Zuerst einmal ist Zurückrudern angesagt: Nein, ein echter Quijotte ist er nicht, dieser Dieuswalwe Azémar, der, wie bekannt, seinen französischen Vornamen Dieusoitloué - der „Gott sei gelobt“bedeutet - mit den zwei 'w' kreolisiert hat und damit seine Wurzeln in der haitianischen Kultur betont. Denn anders als der Spanier, der in den veränderten Zeiten sein mittelalterliches Rittertum hochhielt, lebt der Inspektor im Hier und Jetzt in Haiti, sieht also die Realitäten und spielt diese gekonnt gegeneinander aus, aber tief im Herzen ist er eben doch ein Romantiker, unser Gottlob, der seine Kraft und seine Intuition auf das Richtige richtet, dabei aber mindestens so viele Fehler macht wie besagter Don. Aber – bisher – ist am Ende doch immer das Kalkül von Azémar aufgegangen. Und darum lesen wir Gary Victor.
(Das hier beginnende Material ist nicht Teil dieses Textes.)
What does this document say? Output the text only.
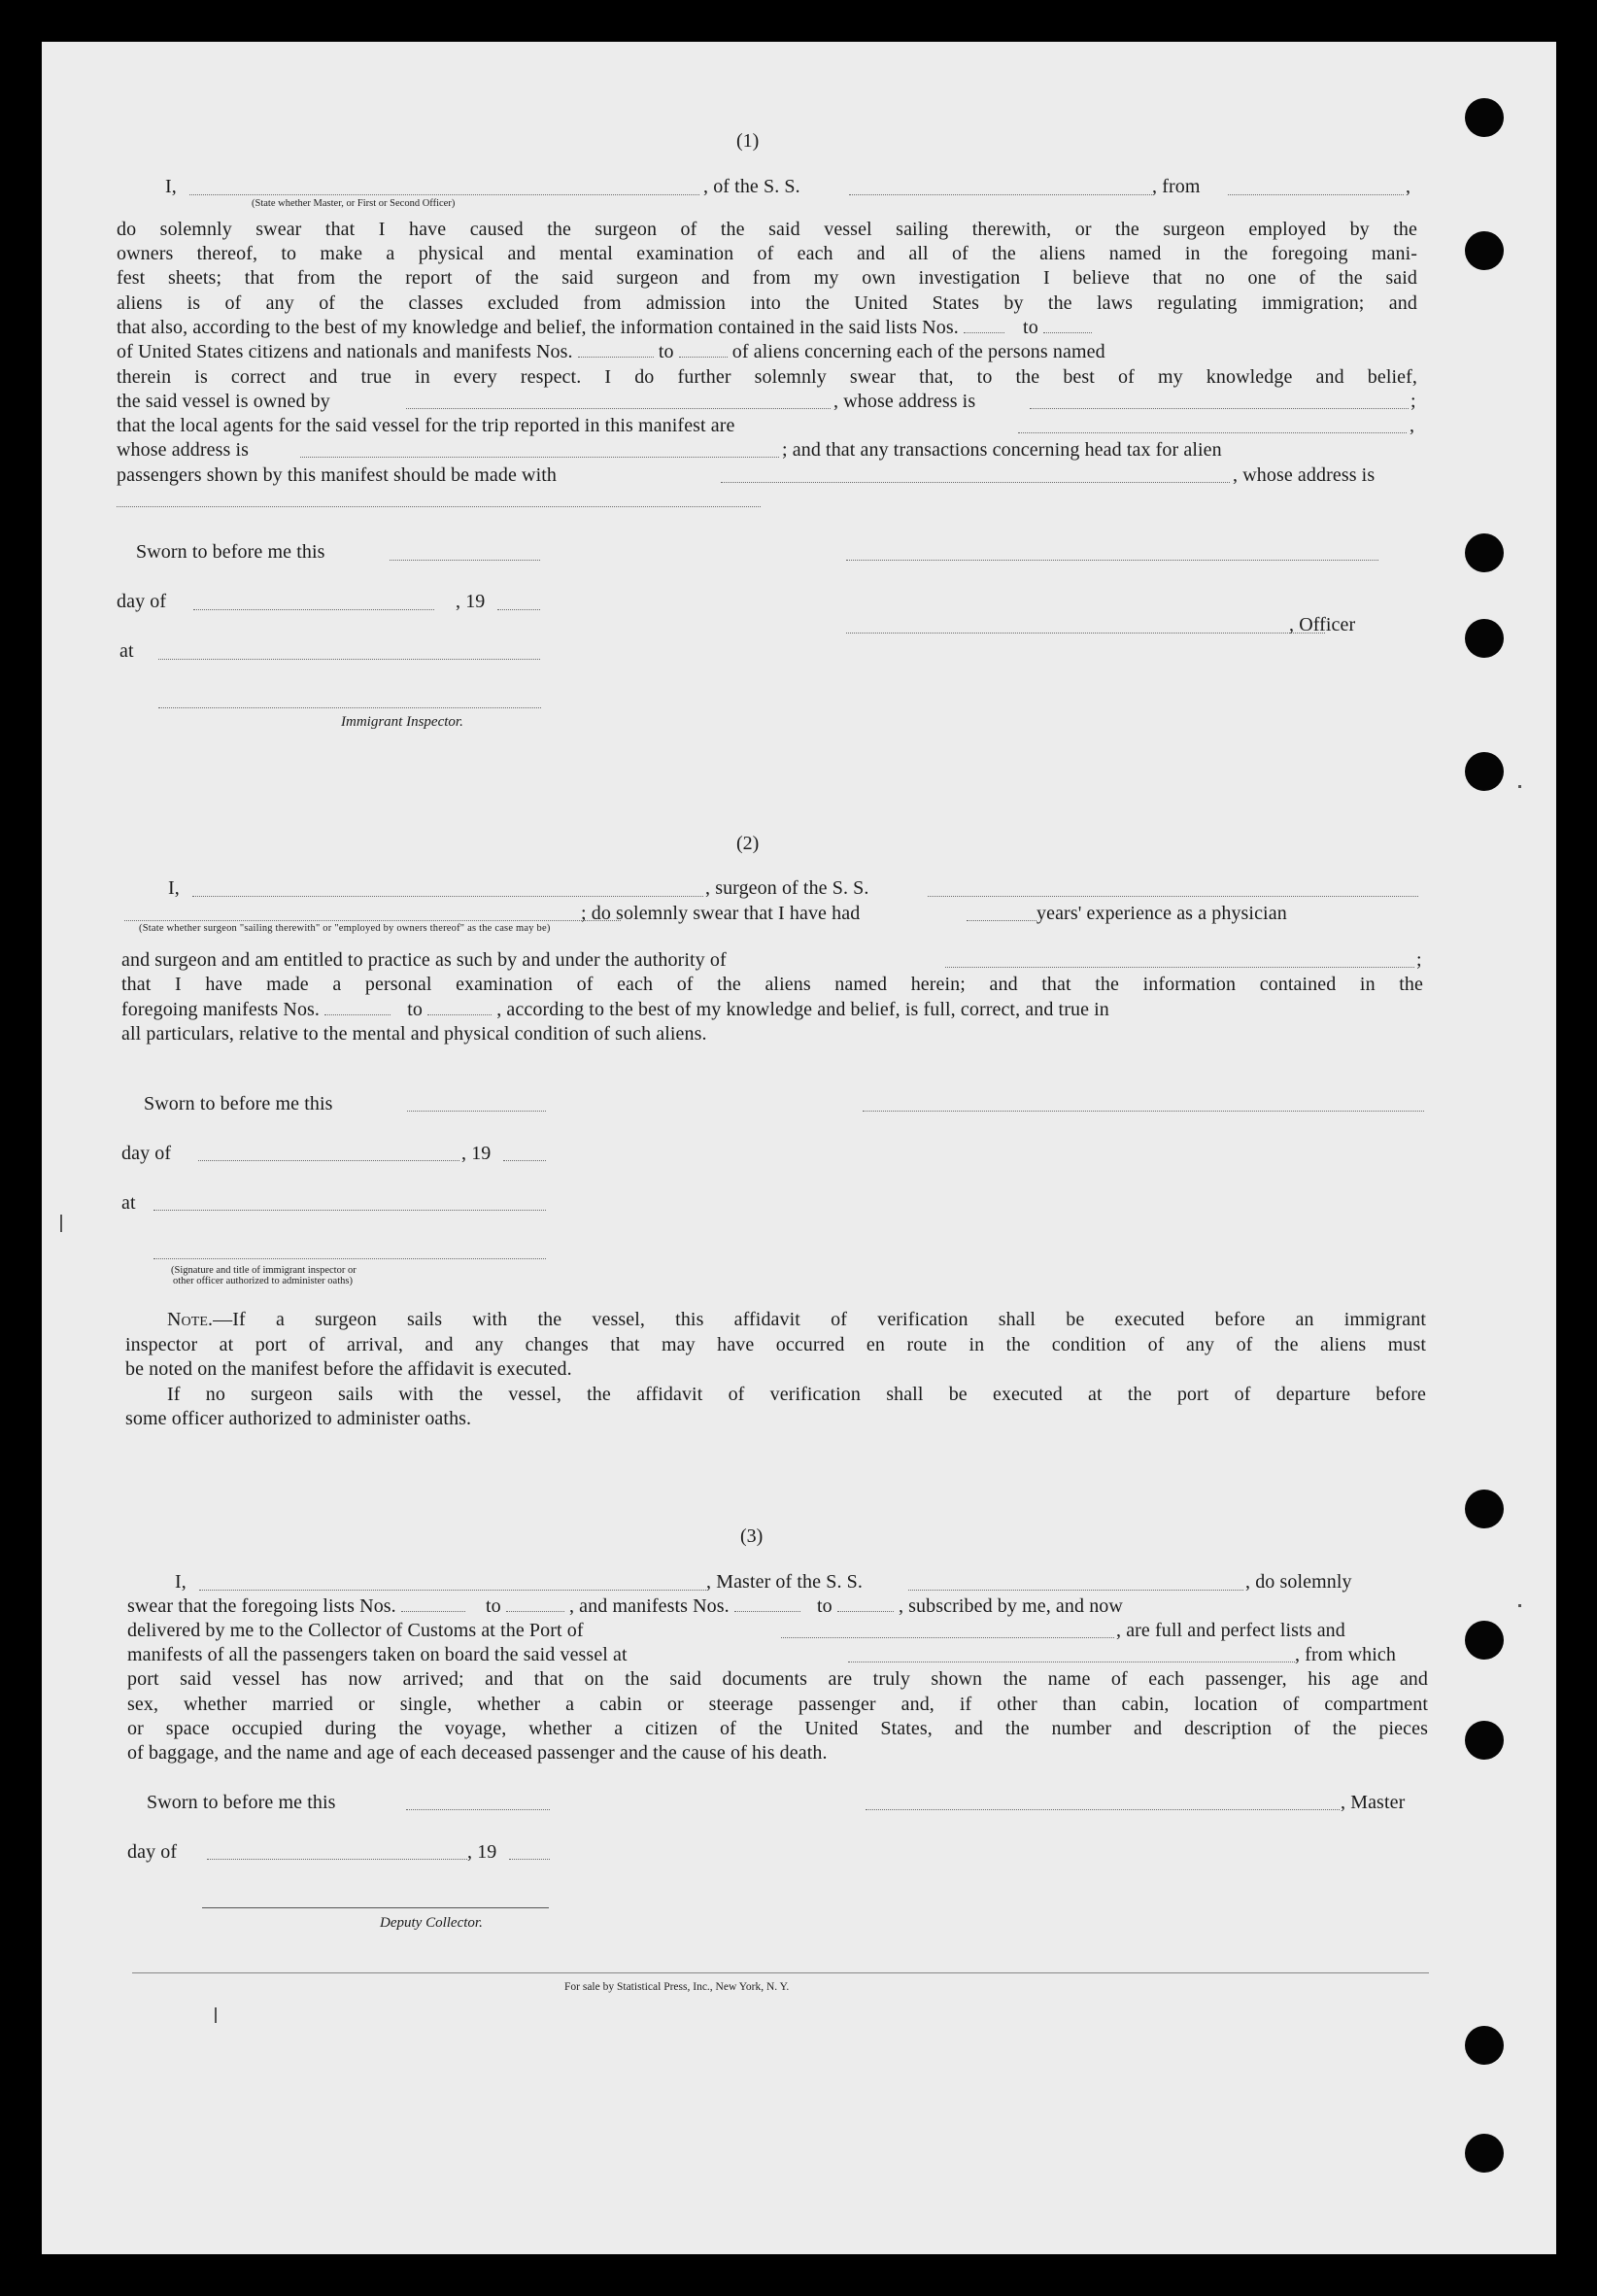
(1)
I,	, of the S. S.	, from	,
(State whether Master, or First or Second Officer)
do solemnly swear that I have caused the surgeon of the said vessel sailing therewith, or the surgeon employed by the
owners thereof, to make a physical and mental examination of each and all of the aliens named in the foregoing mani-
fest sheets; that from the report of the said surgeon and from my own investigation I believe that no one of the said
aliens is of any of the classes excluded from admission into the United States by the laws regulating immigration; and
that also, according to the best of my knowledge and belief, the information contained in the said lists Nos.	to
of United States citizens and nationals and manifests Nos.	to	of aliens concerning each of the persons named
therein is correct and true in every respect. I do further solemnly swear that, to the best of my knowledge and belief,
the said vessel is owned by	, whose address is	;
that the local agents for the said vessel for the trip reported in this manifest are	,
whose address is	; and that any transactions concerning head tax for alien
passengers shown by this manifest should be made with	, whose address is
Sworn to before me this
day of	, 19
, Officer
at
Immigrant Inspector.
(2)
I,	, surgeon of the S. S.
; do solemnly swear that I have had	years' experience as a physician
(State whether surgeon "sailing therewith" or "employed by owners thereof" as the case may be)
and surgeon and am entitled to practice as such by and under the authority of	;
that I have made a personal examination of each of the aliens named herein; and that the information contained in the
foregoing manifests Nos.	to	, according to the best of my knowledge and belief, is full, correct, and true in
all particulars, relative to the mental and physical condition of such aliens.
Sworn to before me this
day of	, 19
at
(Signature and title of immigrant inspector or
other officer authorized to administer oaths)
Note.—If a surgeon sails with the vessel, this affidavit of verification shall be executed before an immigrant
inspector at port of arrival, and any changes that may have occurred en route in the condition of any of the aliens must
be noted on the manifest before the affidavit is executed.
If no surgeon sails with the vessel, the affidavit of verification shall be executed at the port of departure before
some officer authorized to administer oaths.
(3)
I,	, Master of the S. S.	, do solemnly
swear that the foregoing lists Nos.	to	, and manifests Nos.	to	, subscribed by me, and now
delivered by me to the Collector of Customs at the Port of	, are full and perfect lists and
manifests of all the passengers taken on board the said vessel at	, from which
port said vessel has now arrived; and that on the said documents are truly shown the name of each passenger, his age and
sex, whether married or single, whether a cabin or steerage passenger and, if other than cabin, location of compartment
or space occupied during the voyage, whether a citizen of the United States, and the number and description of the pieces
of baggage, and the name and age of each deceased passenger and the cause of his death.
Sworn to before me this	, Master
day of	, 19
Deputy Collector.
For sale by Statistical Press, Inc., New York, N. Y.
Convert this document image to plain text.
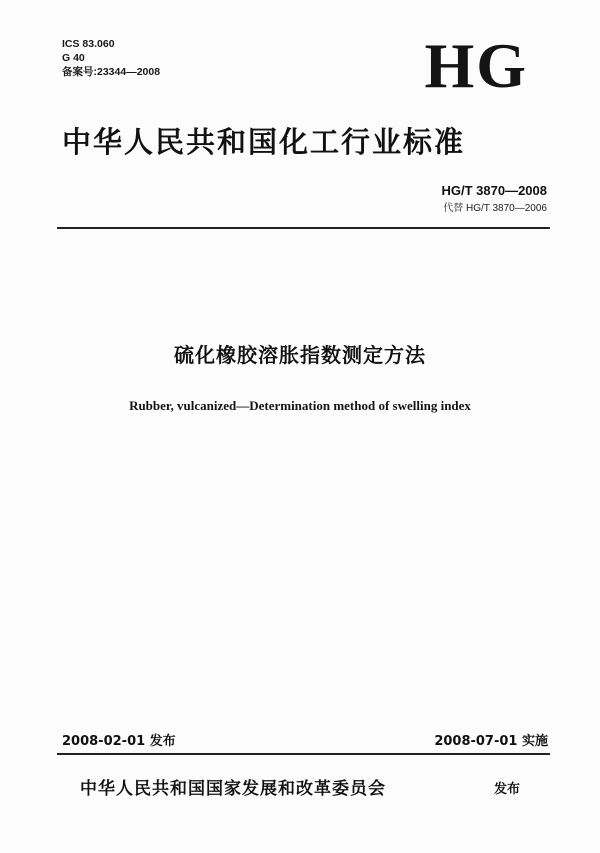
ICS 83.060
G 40
备案号:23344—2008	HG
中华人民共和国化工行业标准
HG/T 3870—2008
代替 HG/T 3870—2006
硫化橡胶溶胀指数测定方法
Rubber, vulcanized—Determination method of swelling index
2008-02-01 发布	2008-07-01 实施
中华人民共和国国家发展和改革委员会	发布
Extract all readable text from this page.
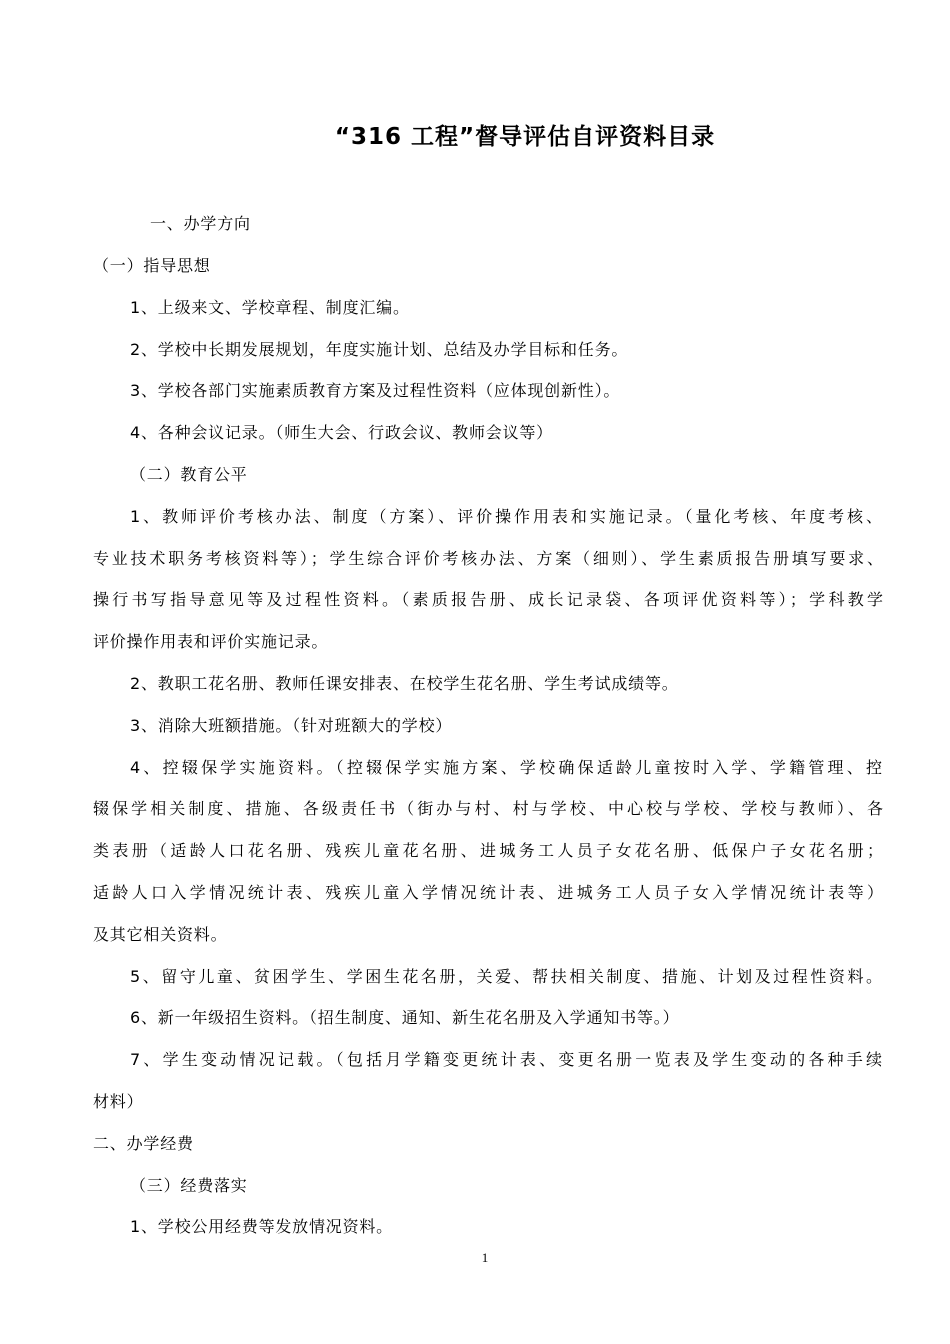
“316 工程”督导评估自评资料目录
一、办学方向
（一）指导思想
1、上级来文、学校章程、制度汇编。
2、学校中长期发展规划，年度实施计划、总结及办学目标和任务。
3、学校各部门实施素质教育方案及过程性资料（应体现创新性）。
4、各种会议记录。（师生大会、行政会议、教师会议等）
（二）教育公平
1、教师评价考核办法、制度（方案）、评价操作用表和实施记录。（量化考核、年度考核、
专业技术职务考核资料等）；学生综合评价考核办法、方案（细则）、学生素质报告册填写要求、
操行书写指导意见等及过程性资料。（素质报告册、成长记录袋、各项评优资料等）；学科教学
评价操作用表和评价实施记录。
2、教职工花名册、教师任课安排表、在校学生花名册、学生考试成绩等。
3、消除大班额措施。（针对班额大的学校）
4、控辍保学实施资料。（控辍保学实施方案、学校确保适龄儿童按时入学、学籍管理、控
辍保学相关制度、措施、各级责任书（街办与村、村与学校、中心校与学校、学校与教师）、各
类表册（适龄人口花名册、残疾儿童花名册、进城务工人员子女花名册、低保户子女花名册；
适龄人口入学情况统计表、残疾儿童入学情况统计表、进城务工人员子女入学情况统计表等）
及其它相关资料。
5、留守儿童、贫困学生、学困生花名册，关爱、帮扶相关制度、措施、计划及过程性资料。
6、新一年级招生资料。（招生制度、通知、新生花名册及入学通知书等。）
7、学生变动情况记载。（包括月学籍变更统计表、变更名册一览表及学生变动的各种手续
材料）
二、办学经费
（三）经费落实
1、学校公用经费等发放情况资料。
1
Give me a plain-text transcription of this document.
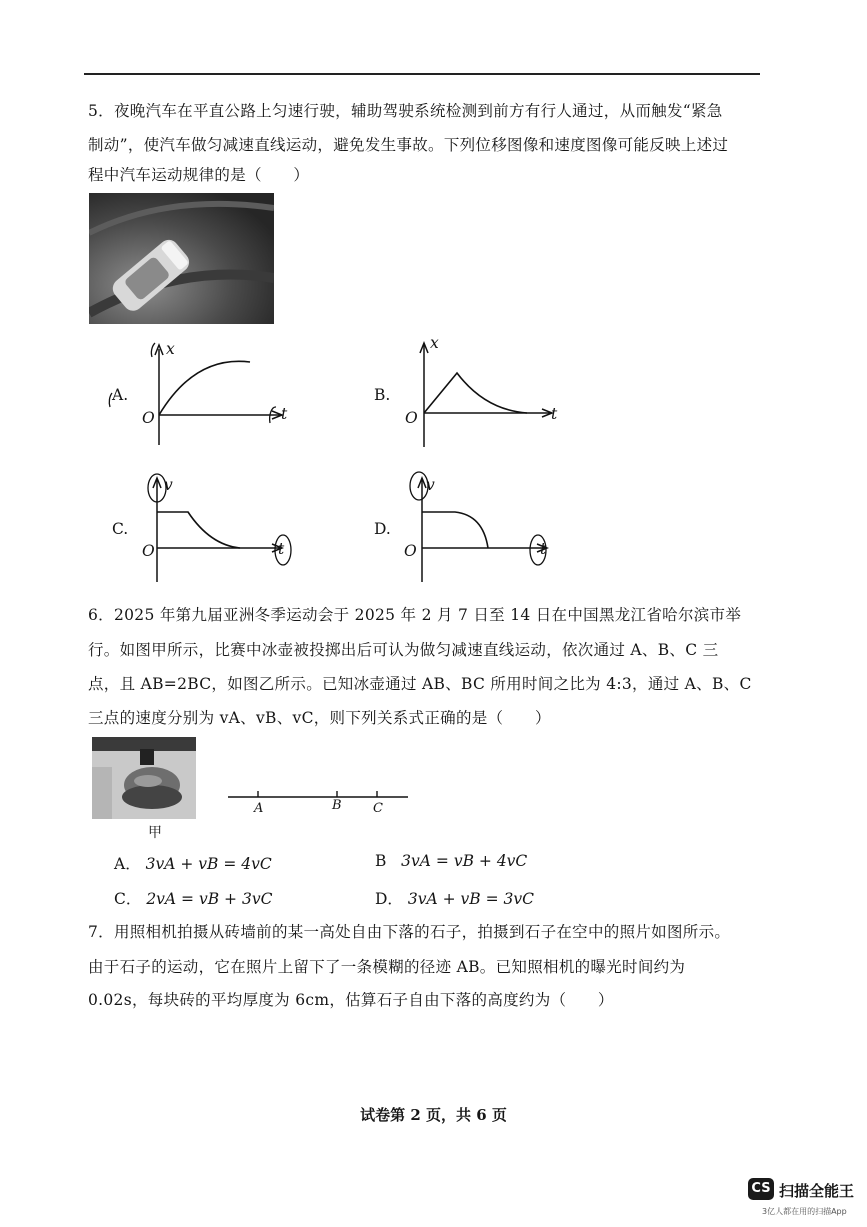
5．夜晚汽车在平直公路上匀速行驶，辅助驾驶系统检测到前方有行人通过，从而触发“紧急
制动”，使汽车做匀减速直线运动，避免发生事故。下列位移图像和速度图像可能反映上述过
程中汽车运动规律的是（　　）
A.
x
O	t
B.
x
O	t
C.
v
O	t
D.
v
O	t
6．2025 年第九届亚洲冬季运动会于 2025 年 2 月 7 日至 14 日在中国黑龙江省哈尔滨市举
行。如图甲所示，比赛中冰壶被投掷出后可认为做匀减速直线运动，依次通过 A、B、C 三
点，且 AB=2BC，如图乙所示。已知冰壶通过 AB、BC 所用时间之比为 4:3，通过 A、B、C
三点的速度分别为 vA、vB、vC，则下列关系式正确的是（　　）
甲
A	B C
A． 3vA + vB = 4vC	B 3vA = vB + 4vC
C． 2vA = vB + 3vC	D． 3vA + vB = 3vC
7．用照相机拍摄从砖墙前的某一高处自由下落的石子，拍摄到石子在空中的照片如图所示。
由于石子的运动，它在照片上留下了一条模糊的径迹 AB。已知照相机的曝光时间约为
0.02s，每块砖的平均厚度为 6cm，估算石子自由下落的高度约为（　　）
试卷第 2 页，共 6 页
CS 扫描全能王
3亿人都在用的扫描App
Schräg, ist gar kein Ausdruck für das, was sich in  SUFF und SÜHNE alles ereignet. Ganz gut, gleich mit der literarischen Einordnung vom Magischen Realismus eines Gabriel García Marquez - der übrigens auch ein politischer Journalist war - anzufangen, wo nicht die Logik, sondern die Psychologik ausschlaggebend für das Geschehen ist. Und diese Sühne hier hat auch nichts mit SCHULD und SÜHNE des grandiosen Dostojewski zu tun, was wir nur deshalb anführen, weil wir ja seit Jahr und Tag Wert darauf legen, daß sich unsere These, daß der bürgerliche Roman des 19. Jahrhunderts, der insbesondere in Rußland und Frankreich die jeweilige Gesellschaft spiegelte, heute in dieser Funktion dem Krimi zukommt. Nein, nicht jedem, aber doch in sehr viel mehr Krimis, als dies im heutigen Roman der Fall wäre, wo es fast immer um einzelne Menschen geht, ihr Großwerden, ihre Liebesprobleme, überhaupt Beziehungsprobleme.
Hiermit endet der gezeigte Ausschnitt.